Pour les clefs saisies, les juges du second degré avaient estimé que les clefs retrouvées avaient été remises dès le contrôle d’identité, soit avant le placement en garde à vue et qu’ainsi l’annulation du procès-verbal de saisie n’avait pas à avoir lieu. La Cour de cassation censure cette interprétation et affirme qu’elle « est en mesure de s’assurer que les clefs de M. X..., présentées par l’intéressé lors de son interpellation, avaient été conservées dans sa fouille et placées sous scellés dans le cadre de sa garde à vue ». Ainsi, « la chambre de l’instruction qui n’a pas tiré toutes les conséquences de la nullité qu’elle constatait, a méconnu le sens et la portée des texte susvisés ».
 
Par cette décision, les juges apportent une précision à l’article 65 dudit Code, créé par la loi du 27 mai 2014 (L. 27 mai 2014, n° 2014-535, JO 28 mai, art. 4). L’ajout de ces dispositions « répond à une demande des praticiens, en clarifiant les règles applicables, et en évitant un nouveau placement en garde à vue pour les nouveaux faits » précisait le bulletin officiel du ministère de la Justice (BOMJ, 30 mai 2014, n° 2014-05).

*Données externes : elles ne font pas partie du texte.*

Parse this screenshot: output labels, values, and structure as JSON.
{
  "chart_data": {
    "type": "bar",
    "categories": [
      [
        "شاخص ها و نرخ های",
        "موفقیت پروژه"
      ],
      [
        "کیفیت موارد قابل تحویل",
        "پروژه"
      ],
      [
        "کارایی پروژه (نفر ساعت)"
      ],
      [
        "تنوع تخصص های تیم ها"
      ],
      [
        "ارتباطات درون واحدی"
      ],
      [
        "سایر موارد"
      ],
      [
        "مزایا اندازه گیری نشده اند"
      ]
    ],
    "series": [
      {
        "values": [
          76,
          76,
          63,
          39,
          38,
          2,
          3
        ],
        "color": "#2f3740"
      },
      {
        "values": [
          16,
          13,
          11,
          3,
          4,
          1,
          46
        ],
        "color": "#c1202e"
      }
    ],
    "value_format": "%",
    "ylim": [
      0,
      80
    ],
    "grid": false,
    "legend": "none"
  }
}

La Cour de cassation vient confirmer cette vision unitaire : la notification de l’extension de la poursuite initiale à de nouveaux chefs ne peut générer une garde à vue distincte de celle en cours au moment de la notification.  Et la chambre de l’instruction, annulant une mesure de garde à vue, doit également annuler tous les actes de la procédure subséquente découlant des actes viciés.